La parashà di Massé menzione in modo speciale le figlie di Zelofhàd (Bamidbàr 36), che erano sagge e pie (cf Rashi a proposito di Bamidbàr 27, 4). La loro tradizione è stata perpetuata fedelmente e magnificamente dalle donne ebree di generazione in generazione e giunge a proposito riportare qui una storia chassidica.

Reb Gavriel, un chassid del primo Rebbe di Lubavitch, conosciuto come l’Alter Rebbe (il Rebbe anziano) e sua moglie Chana Rivka erano sposati da venticinque anni, ma non avevano figli. Lui era stato un prospero mercante di Vitebsk, ma i tempi difficili e le persecuzioni avevano distrutto le sue sostanze.
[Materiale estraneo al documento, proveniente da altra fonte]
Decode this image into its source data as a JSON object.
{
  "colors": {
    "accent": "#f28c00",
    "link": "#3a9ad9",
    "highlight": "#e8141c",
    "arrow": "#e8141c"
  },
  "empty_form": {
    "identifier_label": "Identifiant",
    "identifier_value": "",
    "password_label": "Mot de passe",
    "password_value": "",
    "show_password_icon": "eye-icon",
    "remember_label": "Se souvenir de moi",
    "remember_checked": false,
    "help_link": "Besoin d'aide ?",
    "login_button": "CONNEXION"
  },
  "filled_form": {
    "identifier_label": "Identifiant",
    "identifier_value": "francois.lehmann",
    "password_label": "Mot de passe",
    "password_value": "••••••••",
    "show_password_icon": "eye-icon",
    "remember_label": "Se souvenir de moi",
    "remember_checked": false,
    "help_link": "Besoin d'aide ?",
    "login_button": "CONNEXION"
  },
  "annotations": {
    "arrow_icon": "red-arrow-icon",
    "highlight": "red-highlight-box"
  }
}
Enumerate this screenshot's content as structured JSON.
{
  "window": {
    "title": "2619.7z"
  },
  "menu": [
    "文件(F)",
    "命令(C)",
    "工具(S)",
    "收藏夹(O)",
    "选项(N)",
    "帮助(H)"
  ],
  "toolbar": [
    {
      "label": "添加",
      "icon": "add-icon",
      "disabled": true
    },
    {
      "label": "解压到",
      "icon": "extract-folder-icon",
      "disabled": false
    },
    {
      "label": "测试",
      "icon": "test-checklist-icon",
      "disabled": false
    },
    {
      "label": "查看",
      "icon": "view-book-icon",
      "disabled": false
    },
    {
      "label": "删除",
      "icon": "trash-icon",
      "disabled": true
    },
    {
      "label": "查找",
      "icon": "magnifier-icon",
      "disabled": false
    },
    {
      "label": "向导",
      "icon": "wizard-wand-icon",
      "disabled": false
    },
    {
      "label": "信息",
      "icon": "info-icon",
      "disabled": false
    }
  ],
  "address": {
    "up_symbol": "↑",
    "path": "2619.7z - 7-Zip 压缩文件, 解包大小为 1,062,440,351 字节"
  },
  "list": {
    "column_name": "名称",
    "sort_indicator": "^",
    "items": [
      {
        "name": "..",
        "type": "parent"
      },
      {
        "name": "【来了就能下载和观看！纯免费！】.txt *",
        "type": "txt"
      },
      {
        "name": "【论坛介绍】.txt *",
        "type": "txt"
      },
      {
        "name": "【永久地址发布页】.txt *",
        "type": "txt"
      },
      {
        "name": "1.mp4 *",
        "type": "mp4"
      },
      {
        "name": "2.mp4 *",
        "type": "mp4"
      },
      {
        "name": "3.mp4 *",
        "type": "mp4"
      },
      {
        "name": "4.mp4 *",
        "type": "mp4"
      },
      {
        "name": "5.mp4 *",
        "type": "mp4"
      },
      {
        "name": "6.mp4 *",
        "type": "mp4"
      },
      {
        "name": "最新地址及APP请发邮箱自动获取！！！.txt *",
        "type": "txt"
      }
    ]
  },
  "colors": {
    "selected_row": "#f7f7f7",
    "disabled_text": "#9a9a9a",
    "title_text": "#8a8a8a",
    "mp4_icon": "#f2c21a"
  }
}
L’Alter Rebbe si sforzava in quel tempo di ottenere la liberazione di alcuni prigionieri ebrei. C’era bisogno per questo di grandi somme di denaro, che il Rebbe cercava di raccogliere fra i suoi seguaci. Si riteneva che reb Gavriel fosse in grado di donare una certa somma, ma invece egli non aveva la possibilità di farlo ed era assai avvilito di non poter partecipare alla grande mitzvà del pidiòn Shevuyìm (il riscatto dei prigionieri) nella misura che ci si attendeva da lui.

Quando Chana Rivka venne a conoscenza di ciò che tanto addolorava il marito, ella vendette le sue perle e i suoi gioielli per raccogliere il denaro necessario. Poi strofinò e ripulì le monete fino a farle splendere e formulando la preghiera che pure per loro cominciasse a spendere una fausta sorte, fece un pacchetto e lo consegnò a reb Gavriel perché lo portasse al Rebbe.

Quando reb Gavriel giunse a Liozna dall’Alter Rebbe pose il pacchetto di fronte a lui sul tavolo. Il Rebbe gli chiese di aprirlo e ne uscirono le monete sfavillanti. L’Alter Rebbe rimase per qualche momento silenzioso, assorto nei suoi pensieri, poi disse: «Di tutto l’oro, l’argento e il rame che gli ebrei donarono per la costruzione del Mishkàn (il Santuario nel deserto) non vi era nulla che brillasse tanto: solo la conca di rame con il suo piedistallo».

(Questi oggetti erano stati fatti con gli specchi di rame che le donne avevano donato al Mishkàn con grande generosità e con gioia. Cf Esodo 38, 8 e Rashi sullo stesso).

«Ditemi – continuò il Rebbe – da dove provengono queste monete?».

Gavriel raccontò al Rebbe come stavano le cose e come Chana Rivka avesse raccolto il denaro.

L’Aletr Rebbe, con il capo appoggiato sulla mano, rimase a lungo profondamente assorto. Poi alzò la testa e diede la sua benedizione a reb Gavriel e a sua moglie perché potessero avere figli e lunga vita, ricchezze e ogni altra specie di fortuna. Disse, poi, a reb Gavriel di liquidare la sua azienda a Vitebsk e di mettersi piuttosto a commerciare in diamanti e pietre preziose. Negli anni che seguirono la benedizione del Rebbe accompagnò sempre reb Gavriel nossé chen (che ha ricevuto la garanzia) – così venne chiamato – che divenne ricco ed ebbe figli e figlie. Morì all’età di 110 anni e sua moglie gli sopravvisse di due anni.

Le monete di carità – tanto quella materiale quanto quella spirituale – possono essere diverse per quanto riguarda valore e quantità, ma quando la mitzvà è fatta con il proprio sacrificio, e tuttavia con gioia, allora essa acquista un valore immensamente più grande e splende di una luce che illuminerà tutta la vita.

(Saggio basato su Likuté Sichòt, vol IV, 1300; tradotto in Il Pensiero della Settimana a cura del rabbino Shmuel Rodal).